The case was filed in 2012 by a group of petitioners including prominent eunuch and activist Laxmi Narayan Tripathi seeking equal rights for the transgender population under the law.
The court expressed concern at the discrimination and said the Centre and states must work to raise awareness and end any perceived stigma. This ruling comes four months after the same court reinstated a colonial-era ban on gay sex, in a widely criticised decision.
Gay sex had been effectively legalised in 2009 when the Delhi High Court ruled that a section of the penal code prohibiting "carnal intercourse against the order of nature" was an infringement of fundamental rights.
Former Election Commission SY Quraishi said, "When the Election Commission recognised transgender as the 'other' gender besides male and female, one million of them got empowered. The Supreme Court has endorsed it."
The Election Commission had issued voters' cards for the first time to transgenders last year.

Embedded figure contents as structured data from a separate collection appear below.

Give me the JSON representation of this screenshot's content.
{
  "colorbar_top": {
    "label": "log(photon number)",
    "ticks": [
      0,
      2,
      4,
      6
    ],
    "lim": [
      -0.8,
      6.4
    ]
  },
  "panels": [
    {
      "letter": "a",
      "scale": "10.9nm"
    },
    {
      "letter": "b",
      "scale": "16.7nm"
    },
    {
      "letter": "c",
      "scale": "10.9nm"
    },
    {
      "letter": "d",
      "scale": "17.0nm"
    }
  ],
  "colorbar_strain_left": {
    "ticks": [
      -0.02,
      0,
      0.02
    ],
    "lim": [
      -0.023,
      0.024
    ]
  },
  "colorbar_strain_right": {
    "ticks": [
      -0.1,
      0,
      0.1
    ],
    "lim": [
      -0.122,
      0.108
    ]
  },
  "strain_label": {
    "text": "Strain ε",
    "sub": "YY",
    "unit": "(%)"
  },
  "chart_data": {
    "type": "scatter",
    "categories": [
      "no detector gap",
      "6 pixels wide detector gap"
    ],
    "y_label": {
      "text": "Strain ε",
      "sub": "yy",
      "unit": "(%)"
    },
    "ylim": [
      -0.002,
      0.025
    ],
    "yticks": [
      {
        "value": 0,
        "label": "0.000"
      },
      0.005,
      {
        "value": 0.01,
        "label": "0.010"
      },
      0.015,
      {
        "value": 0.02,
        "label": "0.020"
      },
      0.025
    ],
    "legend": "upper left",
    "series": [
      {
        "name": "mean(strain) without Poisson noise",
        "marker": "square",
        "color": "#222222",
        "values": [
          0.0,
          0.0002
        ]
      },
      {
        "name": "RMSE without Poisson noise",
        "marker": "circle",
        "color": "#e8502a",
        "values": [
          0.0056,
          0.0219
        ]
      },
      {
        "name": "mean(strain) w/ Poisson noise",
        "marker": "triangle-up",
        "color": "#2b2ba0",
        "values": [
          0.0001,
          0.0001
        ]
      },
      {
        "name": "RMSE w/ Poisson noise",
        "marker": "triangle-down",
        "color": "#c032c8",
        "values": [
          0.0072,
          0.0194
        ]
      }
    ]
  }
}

The United Nations has hailed the Supreme court's ruling recognising transgenders as a third gender, saying the "historic" decision will pave the way for reforms that will help the community get access to employment and public services.
Responding to queries on the Supreme Court judgement, Stephane Dujarric, spokesperson for UN Secretary General Ban Ki-moon, told reporters yesterday that "we welcome the
historic ruling" legally upholding the rights of transgender people across India.
"The decision officially recognises a third gender in law and confirms that discrimination on grounds of gender identity is impermissible under the Indian Constitution," he said.
"It should pave the way for reforms that make it easier for transgender people in India to obtain legal recognition of their gender identity, as well as access to employment and public services," Dujarric said, adding that the Office for the High Commissioner for Human Rights also welcomed the ruling.
In the landmark judgement yesterday, the Supreme Court recognised transgenders or eunuchs as the third category of gender and directed the Centre and state governments to grant them all facilities including voters' ID, passport and driving licences.
The Centre and state governments were also directed to take steps to bring the community into the mainstream by providing adequate healthcare, education and employment.